Priest Sex Abuse Scandal Unlikely to Change PA Laws

The Republican-controlled legislature has resisted calls to lift the statute of limitations, despite several attempts by lawmakers. The Roman Catholic Church has lobbied fiercely against changing the law or opening a window for lawsuits.

The searing Pennsylvania grand jury report that accuses Roman Catholic Church leaders of covering up child sexual abuse by more than 300 priests has prompted growing calls for justice, but a web of legal barriers stands in the way of prosecuting most cases. Efforts to ease those barriers have repeatedly run into political opposition and fierce lobbying by the church and other groups. Pennsylvania lags behind many other states in coming to grips with the problem, despite a series of grand jury investigations stretching back 15 years, the New York Times reports.

The grand jury report is unlikely to lead to any new criminal charges or civil lawsuits over the abuse that it catalogs, because the statute of limitations has expired. State law allows victims of abuse as children 12 years to sue after they come of age at 18, meaning they must do so by age 30. Criminal complaints must be filed by the time the victim is 50. Those rules leave the vast majority of abuse survivors, who came forward later in life, with no legal recourse. Only two cases in the report have led to criminal charges. The grand jury called for  eliminating the time limit for criminal complaints completely; setting aside the expired civil statutes of limitations for abuse cases; amending the state’s mandatory reporting law so that repeated failures to comply face harsher penalties; and barring confidentiality agreements that are meant to shield abusers.
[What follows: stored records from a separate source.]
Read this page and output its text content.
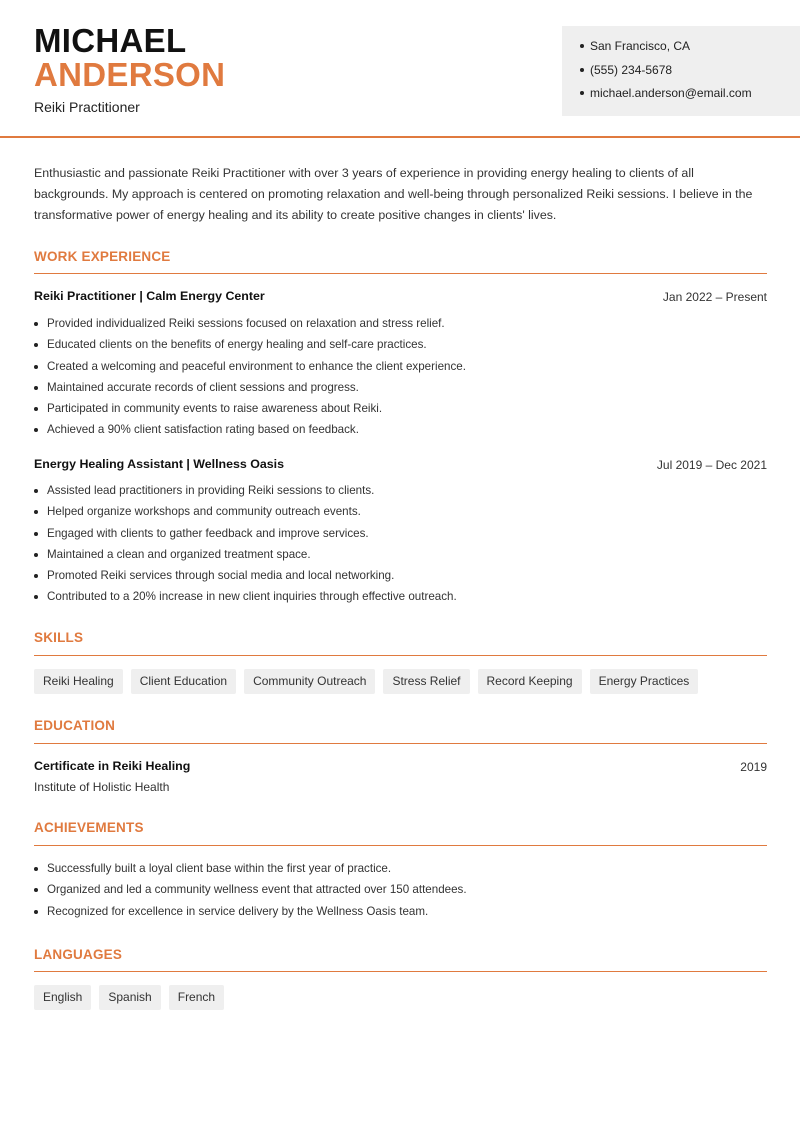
MICHAEL
ANDERSON
Reiki Practitioner
San Francisco, CA
(555) 234-5678
michael.anderson@email.com
Enthusiastic and passionate Reiki Practitioner with over 3 years of experience in providing energy healing to clients of all backgrounds. My approach is centered on promoting relaxation and well-being through personalized Reiki sessions. I believe in the transformative power of energy healing and its ability to create positive changes in clients' lives.
WORK EXPERIENCE
Reiki Practitioner | Calm Energy Center	Jan 2022 – Present
Provided individualized Reiki sessions focused on relaxation and stress relief.
Educated clients on the benefits of energy healing and self-care practices.
Created a welcoming and peaceful environment to enhance the client experience.
Maintained accurate records of client sessions and progress.
Participated in community events to raise awareness about Reiki.
Achieved a 90% client satisfaction rating based on feedback.
Energy Healing Assistant | Wellness Oasis	Jul 2019 – Dec 2021
Assisted lead practitioners in providing Reiki sessions to clients.
Helped organize workshops and community outreach events.
Engaged with clients to gather feedback and improve services.
Maintained a clean and organized treatment space.
Promoted Reiki services through social media and local networking.
Contributed to a 20% increase in new client inquiries through effective outreach.
SKILLS
Reiki Healing	Client Education	Community Outreach	Stress Relief	Record Keeping	Energy Practices
EDUCATION
Certificate in Reiki Healing	2019
Institute of Holistic Health
ACHIEVEMENTS
Successfully built a loyal client base within the first year of practice.
Organized and led a community wellness event that attracted over 150 attendees.
Recognized for excellence in service delivery by the Wellness Oasis team.
LANGUAGES
English	Spanish	French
The Republican-controlled legislature has resisted calls to lift the statute of limitations, despite several attempts by lawmakers. The church has lobbied fiercely against changing the law or opening a window for lawsuits. Most other states have extended or abolished statutes of limitations for criminal prosecution of child sexual abuse felonies. Some states have restored victims’ expired rights to file civil suits.